January 24, 2012

Book review: The Edumacation of Jay Baker by Jay Clark

Jay Baker’s got trouble, right here in River City. Trouble with a capital T, and that rhymes with B, and that stands for—better luck next time? You got that pop culture reference, right Mr. Baker? After all, the ones you fling at your readers span decades beyond the referential zingers any typical high schooler would have in his arsenal of snark. They also, alas, get in the way of the story you’re trying to tell, making readers take time out of the narrative to figure out just exactly what you’re trying to say.

Having said that, The Edumacation of Jay Baker isn’t all bad. Amidst the overwhelming tide of female voices in teen literature today, it’s always refreshing to have a male protagonist—even if he is angsting over the women in his life in a voice that misses the mark of feeling authentic. His surprisingly strong bond with his older sister is a positive spot too.

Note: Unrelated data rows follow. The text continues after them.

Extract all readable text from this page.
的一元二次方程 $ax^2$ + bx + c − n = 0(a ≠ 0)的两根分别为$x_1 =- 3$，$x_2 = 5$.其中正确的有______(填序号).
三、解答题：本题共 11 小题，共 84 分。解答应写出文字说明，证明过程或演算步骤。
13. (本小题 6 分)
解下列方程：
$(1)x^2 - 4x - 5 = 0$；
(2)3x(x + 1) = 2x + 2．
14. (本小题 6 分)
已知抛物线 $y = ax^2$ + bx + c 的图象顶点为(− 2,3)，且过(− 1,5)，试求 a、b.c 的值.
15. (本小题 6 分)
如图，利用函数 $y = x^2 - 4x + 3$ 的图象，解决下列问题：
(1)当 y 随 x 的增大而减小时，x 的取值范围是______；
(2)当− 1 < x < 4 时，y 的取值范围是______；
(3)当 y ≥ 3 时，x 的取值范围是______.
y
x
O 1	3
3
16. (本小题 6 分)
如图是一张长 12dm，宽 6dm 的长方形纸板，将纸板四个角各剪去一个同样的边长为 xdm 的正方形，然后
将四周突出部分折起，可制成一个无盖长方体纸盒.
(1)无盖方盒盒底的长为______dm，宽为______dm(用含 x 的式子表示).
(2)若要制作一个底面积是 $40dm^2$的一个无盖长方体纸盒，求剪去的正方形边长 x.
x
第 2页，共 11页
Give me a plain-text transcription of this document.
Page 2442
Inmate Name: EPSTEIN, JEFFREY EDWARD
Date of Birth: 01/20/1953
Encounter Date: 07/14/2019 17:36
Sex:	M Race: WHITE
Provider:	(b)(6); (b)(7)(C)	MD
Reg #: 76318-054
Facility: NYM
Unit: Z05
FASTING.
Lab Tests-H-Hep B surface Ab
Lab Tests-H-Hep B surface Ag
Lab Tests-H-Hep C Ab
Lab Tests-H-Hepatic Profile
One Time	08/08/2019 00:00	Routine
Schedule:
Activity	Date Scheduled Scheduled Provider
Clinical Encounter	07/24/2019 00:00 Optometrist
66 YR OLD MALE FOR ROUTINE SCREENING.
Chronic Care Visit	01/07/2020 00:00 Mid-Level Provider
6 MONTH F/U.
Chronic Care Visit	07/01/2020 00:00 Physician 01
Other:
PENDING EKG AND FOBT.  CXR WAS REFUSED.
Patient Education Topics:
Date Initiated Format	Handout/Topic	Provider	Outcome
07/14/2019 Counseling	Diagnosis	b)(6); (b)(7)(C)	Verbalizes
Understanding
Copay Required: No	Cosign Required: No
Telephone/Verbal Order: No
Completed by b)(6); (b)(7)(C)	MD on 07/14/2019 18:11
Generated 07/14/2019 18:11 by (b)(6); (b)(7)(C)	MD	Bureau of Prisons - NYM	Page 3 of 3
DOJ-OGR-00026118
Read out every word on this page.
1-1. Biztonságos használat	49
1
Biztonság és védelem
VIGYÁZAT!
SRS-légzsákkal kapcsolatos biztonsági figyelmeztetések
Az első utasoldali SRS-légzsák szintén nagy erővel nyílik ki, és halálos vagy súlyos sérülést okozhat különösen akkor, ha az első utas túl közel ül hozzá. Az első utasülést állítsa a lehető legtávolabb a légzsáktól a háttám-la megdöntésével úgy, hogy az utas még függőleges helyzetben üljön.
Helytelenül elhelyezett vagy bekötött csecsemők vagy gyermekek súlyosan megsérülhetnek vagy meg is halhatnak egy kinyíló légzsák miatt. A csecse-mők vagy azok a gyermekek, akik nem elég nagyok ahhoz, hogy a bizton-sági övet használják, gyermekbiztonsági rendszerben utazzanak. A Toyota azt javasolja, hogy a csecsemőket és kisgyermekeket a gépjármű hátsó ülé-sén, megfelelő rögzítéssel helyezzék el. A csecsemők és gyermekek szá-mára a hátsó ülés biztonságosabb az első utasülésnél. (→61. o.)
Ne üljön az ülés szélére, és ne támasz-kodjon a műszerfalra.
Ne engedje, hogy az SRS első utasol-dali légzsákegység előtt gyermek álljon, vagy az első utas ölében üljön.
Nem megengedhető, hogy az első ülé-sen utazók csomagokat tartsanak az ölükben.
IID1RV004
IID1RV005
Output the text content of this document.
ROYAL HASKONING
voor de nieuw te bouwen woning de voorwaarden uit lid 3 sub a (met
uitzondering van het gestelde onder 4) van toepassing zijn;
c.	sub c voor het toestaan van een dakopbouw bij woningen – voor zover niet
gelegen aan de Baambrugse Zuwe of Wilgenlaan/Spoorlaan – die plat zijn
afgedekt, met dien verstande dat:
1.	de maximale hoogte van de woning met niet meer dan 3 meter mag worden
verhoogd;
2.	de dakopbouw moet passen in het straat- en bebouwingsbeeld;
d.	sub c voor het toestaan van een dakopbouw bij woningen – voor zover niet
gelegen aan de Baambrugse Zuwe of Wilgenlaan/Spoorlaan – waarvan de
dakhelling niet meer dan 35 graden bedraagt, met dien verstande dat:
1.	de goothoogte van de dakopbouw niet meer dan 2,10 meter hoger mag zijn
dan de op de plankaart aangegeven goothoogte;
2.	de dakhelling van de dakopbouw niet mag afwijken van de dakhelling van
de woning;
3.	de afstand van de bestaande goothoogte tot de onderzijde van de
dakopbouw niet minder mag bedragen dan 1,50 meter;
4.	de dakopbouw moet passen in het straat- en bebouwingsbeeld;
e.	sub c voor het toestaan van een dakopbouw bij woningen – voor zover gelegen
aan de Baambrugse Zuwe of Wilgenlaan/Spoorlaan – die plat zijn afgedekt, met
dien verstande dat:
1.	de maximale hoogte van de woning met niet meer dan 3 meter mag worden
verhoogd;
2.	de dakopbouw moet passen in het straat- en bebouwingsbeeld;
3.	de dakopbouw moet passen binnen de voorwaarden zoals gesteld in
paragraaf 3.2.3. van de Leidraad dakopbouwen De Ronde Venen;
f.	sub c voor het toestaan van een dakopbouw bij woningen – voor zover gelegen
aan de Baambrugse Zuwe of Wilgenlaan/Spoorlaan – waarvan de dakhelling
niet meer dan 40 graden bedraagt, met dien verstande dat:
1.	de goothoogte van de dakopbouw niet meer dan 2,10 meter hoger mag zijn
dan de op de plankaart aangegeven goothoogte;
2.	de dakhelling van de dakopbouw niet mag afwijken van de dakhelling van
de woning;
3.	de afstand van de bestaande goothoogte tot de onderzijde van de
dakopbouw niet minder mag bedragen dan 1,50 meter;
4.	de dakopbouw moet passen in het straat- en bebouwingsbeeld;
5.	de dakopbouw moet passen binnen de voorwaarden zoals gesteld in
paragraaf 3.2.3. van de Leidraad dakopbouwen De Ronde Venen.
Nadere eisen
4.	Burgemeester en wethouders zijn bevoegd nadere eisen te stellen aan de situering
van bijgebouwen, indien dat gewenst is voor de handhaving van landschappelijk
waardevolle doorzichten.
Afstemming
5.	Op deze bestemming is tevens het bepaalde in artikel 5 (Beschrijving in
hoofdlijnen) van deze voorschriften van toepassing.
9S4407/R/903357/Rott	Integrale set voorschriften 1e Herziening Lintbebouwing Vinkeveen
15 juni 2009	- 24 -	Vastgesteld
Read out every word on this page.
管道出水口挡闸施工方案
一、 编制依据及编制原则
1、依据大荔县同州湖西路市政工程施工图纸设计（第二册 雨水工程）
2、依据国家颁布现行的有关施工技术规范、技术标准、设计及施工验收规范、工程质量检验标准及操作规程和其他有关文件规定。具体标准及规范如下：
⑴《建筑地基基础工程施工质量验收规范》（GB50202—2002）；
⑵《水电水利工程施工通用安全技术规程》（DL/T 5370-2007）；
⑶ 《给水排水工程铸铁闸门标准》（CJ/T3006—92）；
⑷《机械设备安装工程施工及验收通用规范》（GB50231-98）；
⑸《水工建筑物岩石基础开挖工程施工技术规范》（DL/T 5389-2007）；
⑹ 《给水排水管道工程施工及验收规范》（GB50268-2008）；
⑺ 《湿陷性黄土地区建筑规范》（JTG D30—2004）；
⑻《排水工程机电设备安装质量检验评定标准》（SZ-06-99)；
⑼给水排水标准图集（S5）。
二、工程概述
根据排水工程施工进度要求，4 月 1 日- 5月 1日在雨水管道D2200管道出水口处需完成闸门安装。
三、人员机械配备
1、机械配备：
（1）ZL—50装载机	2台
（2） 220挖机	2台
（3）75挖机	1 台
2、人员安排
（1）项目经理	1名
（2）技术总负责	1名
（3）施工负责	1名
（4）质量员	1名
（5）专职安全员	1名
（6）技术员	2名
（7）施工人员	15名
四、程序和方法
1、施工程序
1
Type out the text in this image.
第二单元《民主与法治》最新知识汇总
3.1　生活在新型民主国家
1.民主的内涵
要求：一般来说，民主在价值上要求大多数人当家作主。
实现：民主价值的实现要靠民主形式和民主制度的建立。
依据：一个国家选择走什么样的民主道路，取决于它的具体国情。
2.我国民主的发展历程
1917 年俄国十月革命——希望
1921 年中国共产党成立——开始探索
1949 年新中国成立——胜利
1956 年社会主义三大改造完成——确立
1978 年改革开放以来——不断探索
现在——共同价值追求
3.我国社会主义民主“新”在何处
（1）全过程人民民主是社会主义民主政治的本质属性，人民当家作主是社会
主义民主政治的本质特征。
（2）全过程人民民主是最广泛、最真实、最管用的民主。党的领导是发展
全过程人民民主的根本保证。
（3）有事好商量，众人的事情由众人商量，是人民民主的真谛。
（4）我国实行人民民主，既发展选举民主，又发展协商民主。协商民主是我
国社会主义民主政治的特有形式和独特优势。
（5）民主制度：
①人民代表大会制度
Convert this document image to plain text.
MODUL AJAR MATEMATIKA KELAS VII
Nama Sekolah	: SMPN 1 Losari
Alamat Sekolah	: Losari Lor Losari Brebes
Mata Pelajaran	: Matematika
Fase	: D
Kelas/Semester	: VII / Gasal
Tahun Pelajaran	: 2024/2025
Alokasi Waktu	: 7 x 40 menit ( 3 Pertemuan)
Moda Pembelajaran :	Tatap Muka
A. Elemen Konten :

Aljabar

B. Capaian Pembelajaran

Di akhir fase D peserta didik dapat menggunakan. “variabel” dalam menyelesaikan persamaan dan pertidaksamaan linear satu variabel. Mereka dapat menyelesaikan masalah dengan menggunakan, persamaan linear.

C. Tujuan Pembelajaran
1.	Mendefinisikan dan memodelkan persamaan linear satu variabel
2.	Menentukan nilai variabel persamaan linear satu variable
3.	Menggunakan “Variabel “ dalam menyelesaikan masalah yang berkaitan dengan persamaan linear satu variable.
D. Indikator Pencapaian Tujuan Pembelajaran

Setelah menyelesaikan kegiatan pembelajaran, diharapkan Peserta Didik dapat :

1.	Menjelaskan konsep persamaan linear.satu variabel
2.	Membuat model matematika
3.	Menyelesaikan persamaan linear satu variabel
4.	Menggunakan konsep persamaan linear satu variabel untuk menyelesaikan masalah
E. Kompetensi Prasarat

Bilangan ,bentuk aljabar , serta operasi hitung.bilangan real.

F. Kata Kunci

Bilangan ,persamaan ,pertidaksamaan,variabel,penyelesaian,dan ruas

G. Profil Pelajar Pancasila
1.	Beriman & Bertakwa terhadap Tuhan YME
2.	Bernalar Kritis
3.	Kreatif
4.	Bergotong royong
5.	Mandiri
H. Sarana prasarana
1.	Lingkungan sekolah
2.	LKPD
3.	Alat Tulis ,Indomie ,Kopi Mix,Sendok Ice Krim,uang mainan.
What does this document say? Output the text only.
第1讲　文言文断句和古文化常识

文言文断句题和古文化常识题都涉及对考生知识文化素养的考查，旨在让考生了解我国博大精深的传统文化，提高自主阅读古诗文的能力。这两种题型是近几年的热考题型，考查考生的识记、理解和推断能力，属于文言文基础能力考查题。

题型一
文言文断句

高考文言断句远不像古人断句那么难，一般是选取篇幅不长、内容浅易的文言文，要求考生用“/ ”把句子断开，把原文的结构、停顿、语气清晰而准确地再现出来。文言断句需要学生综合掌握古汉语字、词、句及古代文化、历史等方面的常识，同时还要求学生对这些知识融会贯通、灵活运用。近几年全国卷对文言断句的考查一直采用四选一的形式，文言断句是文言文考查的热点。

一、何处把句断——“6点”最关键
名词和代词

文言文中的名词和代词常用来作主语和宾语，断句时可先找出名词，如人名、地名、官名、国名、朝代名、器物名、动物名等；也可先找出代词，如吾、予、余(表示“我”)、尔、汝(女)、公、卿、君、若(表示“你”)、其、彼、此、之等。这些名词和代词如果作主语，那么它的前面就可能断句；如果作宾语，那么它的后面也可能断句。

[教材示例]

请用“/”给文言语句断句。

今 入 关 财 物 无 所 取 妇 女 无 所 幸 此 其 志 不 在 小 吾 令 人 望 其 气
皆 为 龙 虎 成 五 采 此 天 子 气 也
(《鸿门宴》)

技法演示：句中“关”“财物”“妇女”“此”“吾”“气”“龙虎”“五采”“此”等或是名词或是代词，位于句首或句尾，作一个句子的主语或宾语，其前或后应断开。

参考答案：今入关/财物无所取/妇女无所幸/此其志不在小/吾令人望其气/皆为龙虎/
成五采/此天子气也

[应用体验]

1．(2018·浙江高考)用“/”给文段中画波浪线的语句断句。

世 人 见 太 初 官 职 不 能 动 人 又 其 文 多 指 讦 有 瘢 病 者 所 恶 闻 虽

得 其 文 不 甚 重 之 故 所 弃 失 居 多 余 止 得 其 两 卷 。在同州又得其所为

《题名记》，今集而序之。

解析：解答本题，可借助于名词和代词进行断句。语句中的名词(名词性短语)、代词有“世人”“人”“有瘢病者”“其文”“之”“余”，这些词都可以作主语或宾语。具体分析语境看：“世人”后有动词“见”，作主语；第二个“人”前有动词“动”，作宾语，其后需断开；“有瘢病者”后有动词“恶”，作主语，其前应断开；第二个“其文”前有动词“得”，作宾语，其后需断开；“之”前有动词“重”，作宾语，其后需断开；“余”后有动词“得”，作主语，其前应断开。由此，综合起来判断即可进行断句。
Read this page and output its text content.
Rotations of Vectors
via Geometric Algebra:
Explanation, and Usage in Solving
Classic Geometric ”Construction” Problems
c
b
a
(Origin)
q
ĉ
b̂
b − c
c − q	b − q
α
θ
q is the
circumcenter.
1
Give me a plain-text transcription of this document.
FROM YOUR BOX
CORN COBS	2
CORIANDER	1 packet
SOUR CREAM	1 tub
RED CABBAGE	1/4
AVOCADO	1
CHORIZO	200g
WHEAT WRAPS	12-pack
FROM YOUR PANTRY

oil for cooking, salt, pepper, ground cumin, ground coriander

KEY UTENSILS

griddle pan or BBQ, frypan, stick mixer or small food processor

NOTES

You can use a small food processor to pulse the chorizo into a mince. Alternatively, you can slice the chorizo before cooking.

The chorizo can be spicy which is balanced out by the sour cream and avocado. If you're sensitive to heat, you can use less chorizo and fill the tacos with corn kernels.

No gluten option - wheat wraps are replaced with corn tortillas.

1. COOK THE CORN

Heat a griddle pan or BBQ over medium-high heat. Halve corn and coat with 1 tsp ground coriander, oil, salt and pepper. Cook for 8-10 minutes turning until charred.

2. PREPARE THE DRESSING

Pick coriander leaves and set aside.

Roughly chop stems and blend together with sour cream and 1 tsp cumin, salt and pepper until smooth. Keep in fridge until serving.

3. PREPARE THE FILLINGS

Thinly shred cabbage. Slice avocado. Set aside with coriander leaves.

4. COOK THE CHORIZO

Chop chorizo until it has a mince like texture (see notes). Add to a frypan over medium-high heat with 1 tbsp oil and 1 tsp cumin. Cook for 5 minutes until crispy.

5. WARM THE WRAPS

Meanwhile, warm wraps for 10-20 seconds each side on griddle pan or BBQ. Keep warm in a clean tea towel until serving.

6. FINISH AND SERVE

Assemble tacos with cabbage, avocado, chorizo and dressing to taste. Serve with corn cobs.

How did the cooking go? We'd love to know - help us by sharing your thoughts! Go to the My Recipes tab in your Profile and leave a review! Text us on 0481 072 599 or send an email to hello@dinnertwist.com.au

They snark at each other as most siblings are wont to do, but there’s still a deep love present, and it helps both of them deal with the situation of their parents’ marriage imploding.

The plot itself is nothing new, but nothing bad either. In more capable hands, the family drama and a shifting of affections from one girl to another while not groundbreaking, is not an unwelcome addition to the shelves. This particular book, however, is done in by a mismanagement of words.